I remember vividly as her stern and unreadable expression cracked, for just a second. The way her bottom lip twitched into a saddened frown before snapping back in its indistinct position. The light in her eyes that drained as wet grew in her sight but she blinked it off as if nothing had happened. I remember the way she thought she was holding herself well, pretending to fix her hair as I watch a part of her face morph into such a devastated expression.
The melancholy and tyrannized tone of her voice.
I had hurt her. I had hurt her so badly and I was idiotic and too blind to see it. My selfishness of just wanting to stay friends and blowing past her real feelings, which I still didnt understand were even real or not, just for my own benefit of wanting to keep everything in the group casual and easy.
I was such a prick.
An asshole.
I couldn't believe that was the last time I ever spoke to Ae Cha. 

I lay awake at night, staring blankly at the top of my bunk thinking of ways I would've changed the conversation now.
Thinking of things I would've said or done differently. Every time was so vastly different from what really happened and I was left to grieve and deal with the real reality of her disappearance soon after.

A lot, I imagine I didnt confront her. That I never purposely sought her out alone away from the group. That I didnt plan the timing out so she couldn't talk to me cause we were going to be on a trip, being filmed in front of other people so she had no choice but to be civil with me.

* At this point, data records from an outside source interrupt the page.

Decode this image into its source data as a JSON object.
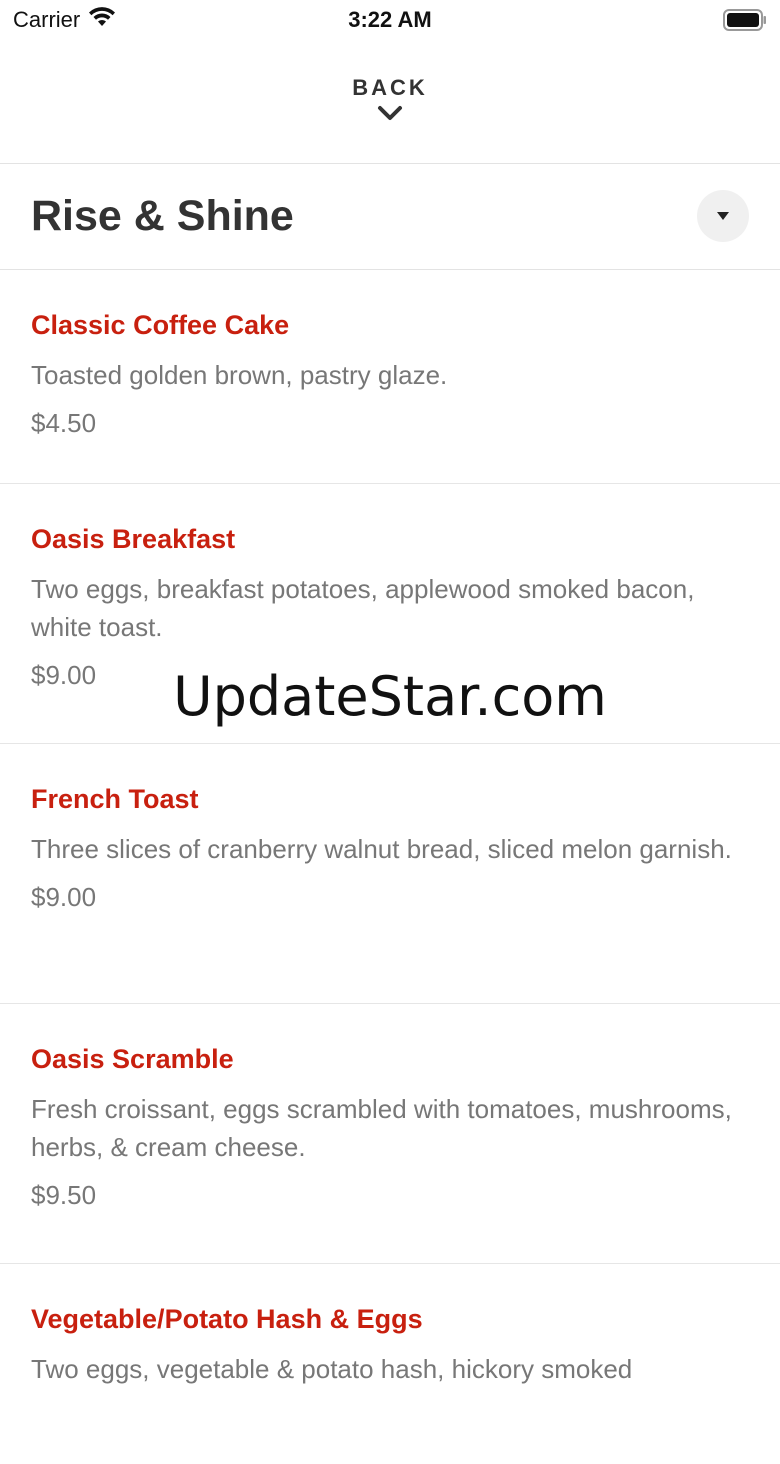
{
  "status_bar": {
    "carrier": "Carrier",
    "time": "3:22 AM"
  },
  "nav": {
    "back_label": "BACK"
  },
  "section": {
    "title": "Rise & Shine"
  },
  "menu": {
    "items": [
      {
        "name": "Classic Coffee Cake",
        "description": "Toasted golden brown, pastry glaze.",
        "price": "$4.50"
      },
      {
        "name": "Oasis Breakfast",
        "description": "Two eggs, breakfast potatoes, applewood smoked bacon, white toast.",
        "price": "$9.00"
      },
      {
        "name": "French Toast",
        "description": "Three slices of cranberry walnut bread, sliced melon garnish.",
        "price": "$9.00"
      },
      {
        "name": "Oasis Scramble",
        "description": "Fresh croissant, eggs scrambled with tomatoes, mushrooms, herbs, & cream cheese.",
        "price": "$9.50"
      },
      {
        "name": "Vegetable/Potato Hash & Eggs",
        "description": "Two eggs, vegetable & potato hash, hickory smoked",
        "price": ""
      }
    ]
  },
  "watermark": {
    "text": "UpdateStar.com"
  },
  "colors": {
    "item_name": "#c8200f",
    "text_primary": "#333333",
    "text_secondary": "#777777",
    "divider": "#e3e3e3"
  },
  "icons": {
    "wifi": "wifi-icon",
    "battery": "battery-icon",
    "back_chevron": "chevron-down-icon",
    "dropdown": "caret-down-icon"
  }
}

For the sake of filming and her career.
I imagine we just shared a normal conversation in the hallway. The kind we always use to share together. We would talk about anime, school, past practices, clothes, or anything other than what we talked about that day. Sometimes I imagine I didnt act so selfishly. I just left good enough alone and didnt out right accuse of her having feelings for me so I could have peace of mind and stability in the group.
I know now- I realize now I was wrong.
If Ae Cha did have feelings for me, which I debate every night or not if she did, she wouldn't have ever told me.